In a discussion of budget matters, Clemons estimated the division would close out fiscal year 2020 with about $422,275 remaining in its operating budget. He said this would be after regular expenses and an anticipated shortfall of almost $1.3 million due to a loss in sales tax revenue and declining student enrollment.
Division finance director Heather Lucas said the division has put a hiring freeze in place, let all temporary workers go, and has put a spending freeze in place. “Everyone has to go through me to purchase anything,” she added. She also said she expects a significant savings in utilities costs through the remainder of FY2020.
Clemons said county administrator Brent Fedors has suggested the division give back about $300,000 of its remaining FY2020 funds to the county to help it cover its own shortfalls. Clemons recommended delaying any such action until the board finds out how much county supervisors will allocate to the school division for FY2021.
Post said if the supervisors want to make a request of the school board, they should formally do it and say what they will do with the funding.

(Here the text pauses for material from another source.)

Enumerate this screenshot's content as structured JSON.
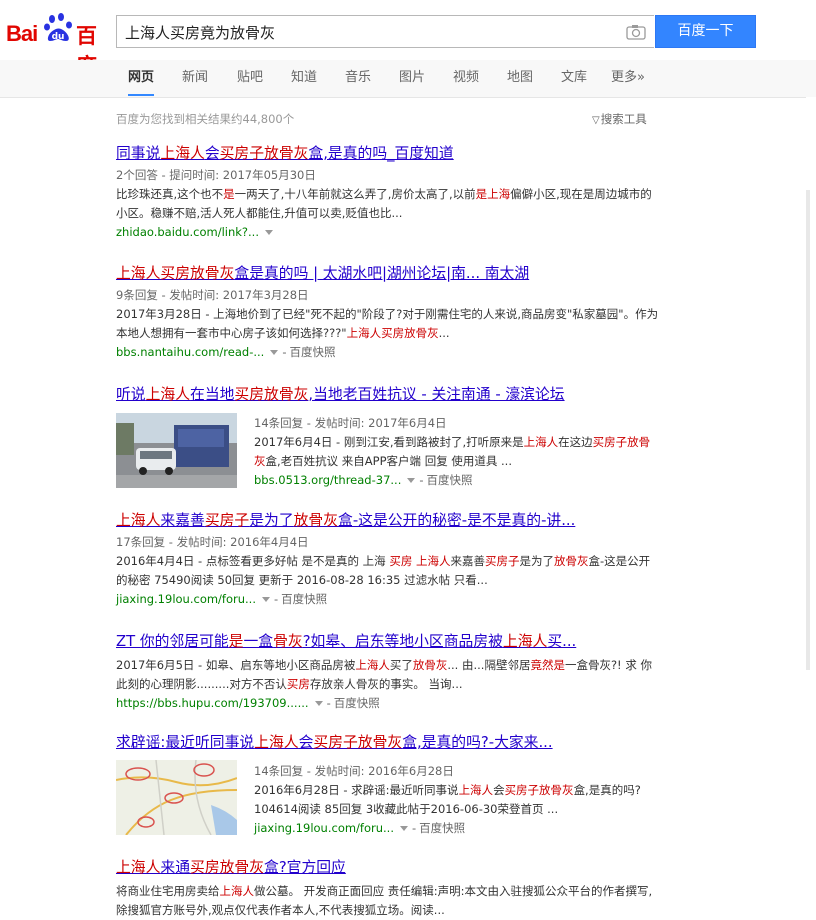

Burak and Mack agreed that supervisors should explain what they would use the funding for, just as they always ask the school board to do. “Don’t they also have a contingency fund,” Burak asked. The board took no action on Fedors’ suggestion.
Regarding the division’s FY2021 budget, Clemons said the level funding recommended by Fedors could leave the board with a unique budget.
“One unlike one we’ve ever seen,” he said, making the FY21 budget worse to navigate than its modern recession-era budgets. The board initially sought a $7 million increase in local funding for the fiscal year.
Clemons said the school division stands to lose about $2 million in sales tax and supplemental lottery funding in FY21.
In addition, it faces a $1.75 million increase in health insurance costs, over $300,000 in Virginia Retirement System rate increases and a significant increase in regional school tuition costs.